Según los datos de Bloomberg, desde la llegada de González a la presidencia del BBVA hasta el cierre de ayer, la cotización (incluyendo los dividendos repartidos) ha caído un 13%. Llegó con un valor de 13,06 euros y ayer cerró a 5,57 euros. Con el efecto de los dividendos, se mitiga esta diferencia. En el mismo periodo, el Santander, su competidor más comparable, ha subido un 36%, también incluyendo los dividendos. Al fusionarse el BBV y Argentaria, la entidad era la que más valor tenía en Bolsa; ahora el banco cántabro vale 72.370 millones y el BBVA 37.190 millones, es decir, hay una diferencia de valor del 48%, 35.180 millones de capitalización.
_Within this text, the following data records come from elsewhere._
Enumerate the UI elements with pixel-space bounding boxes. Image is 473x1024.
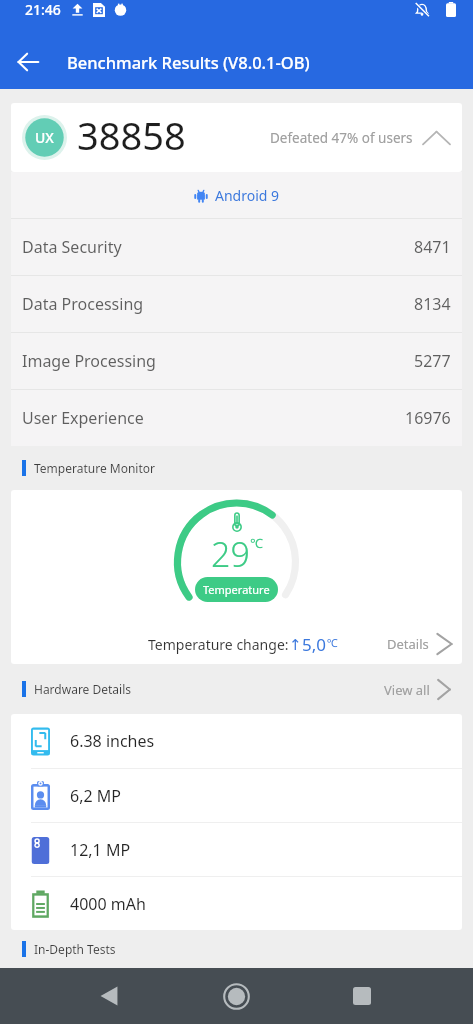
staticText: View all xyxy=(384,681,430,699)
button[interactable]: Home xyxy=(206,968,266,1024)
staticText: Data Security xyxy=(22,236,122,258)
staticText: Details xyxy=(387,635,429,653)
staticText: 12,1 MP xyxy=(70,839,131,861)
staticText: 21:46 xyxy=(25,0,61,19)
staticText: UX xyxy=(35,128,54,147)
staticText: 38858 xyxy=(77,109,186,161)
staticText: ↑ xyxy=(289,636,302,653)
staticText: 29 xyxy=(211,531,250,577)
button[interactable]: Data Security xyxy=(11,219,462,275)
staticText: 8134 xyxy=(414,293,451,315)
staticText: Temperature change: xyxy=(148,635,289,654)
button[interactable]: Recents xyxy=(332,968,392,1024)
staticText: 16976 xyxy=(405,407,451,429)
button[interactable]: View all xyxy=(384,679,451,700)
staticText: 5277 xyxy=(414,350,451,372)
button[interactable]: 12,1 MP xyxy=(11,823,462,876)
staticText: Benchmark Results (V8.0.1-OB) xyxy=(67,51,310,73)
button[interactable]: 4000 mAh xyxy=(11,877,462,930)
staticText: 6.38 inches xyxy=(70,730,155,752)
button[interactable]: Back xyxy=(79,968,139,1024)
button[interactable]: UX xyxy=(11,103,462,172)
staticText: 5,0 xyxy=(302,633,327,656)
staticText: User Experience xyxy=(22,407,144,429)
staticText: 4000 mAh xyxy=(70,893,146,915)
button[interactable]: Data Processing xyxy=(11,276,462,332)
staticText: Temperature Monitor xyxy=(34,460,155,476)
staticText: Android 9 xyxy=(215,186,280,205)
button[interactable]: 6.38 inches xyxy=(11,714,462,768)
button[interactable]: Details xyxy=(387,633,462,655)
button[interactable]: User Experience xyxy=(11,390,462,446)
button[interactable]: Back xyxy=(0,34,56,89)
staticText: 6,2 MP xyxy=(70,785,121,807)
staticText: In-Depth Tests xyxy=(34,941,116,957)
staticText: ℃ xyxy=(327,635,338,650)
staticText: Data Processing xyxy=(22,293,144,315)
staticText: Hardware Details xyxy=(34,681,132,697)
staticText: 8471 xyxy=(414,236,451,258)
staticText: Temperature xyxy=(203,582,270,597)
button[interactable]: Image Processing xyxy=(11,333,462,389)
staticText: Image Processing xyxy=(22,350,156,372)
staticText: Defeated 47% of users xyxy=(270,129,413,147)
staticText: ℃ xyxy=(250,534,263,552)
button[interactable]: 6,2 MP xyxy=(11,769,462,822)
Durante los 17 años de su mandato, González se ha defendido de algún ataque relevante, como el que protagonizó en 2005 Luis del Rivero a través de Sacyr, cuando intentó tomar un paquete de control del banco para cambiar la presidencia. También ha tenido una actitud beligerante durante la crisis: se enfrentó al Gobierno cuando pidió ayuda a los banqueros para financiar el banco malo, la Sareb, donde se acumularon los activos tóxicos de las cajas. No obstante, el Ejecutivo modificó la normativa y elevó las aportaciones del BBVA al Fondo de Garantía de Depósitos. El primer ejecutivo del BBVA también se negó a comprar acciones en la salida a Bolsa de Bankia para apoyar la operación.

“El trabajo de Carlos estos últimos años es la mejor garantía de continuidad en la estrategia”, ha asegurado Francisco González, a través del comunicado. Por su parte, Carlos Torres Vila comentó que “gracias a la visión estratégica del presidente hace más de una década, hoy en día no hay proyecto empresarial más atractivo que el de BBVA y es un honor poder formar parte de él”.

“Gracias a la tecnología, podemos ayudar a las personas y a las empresas a tomar mejores decisiones en torno al dinero. Nuestro foco es anticiparnos a las necesidades de nuestros clientes, ya sea a través de los canales digitales o en nuestras oficinas. Todo el Grupo BBVA está volcado en hacer realidad el propósito”, dijo Carlos Torres Vila.

“Una transición ordenada y bien planificada es fundamental. El Consejo trabaja con dedicación para dar continuidad al gran proyecto de transformación de BBVA”, dijo Francisco González.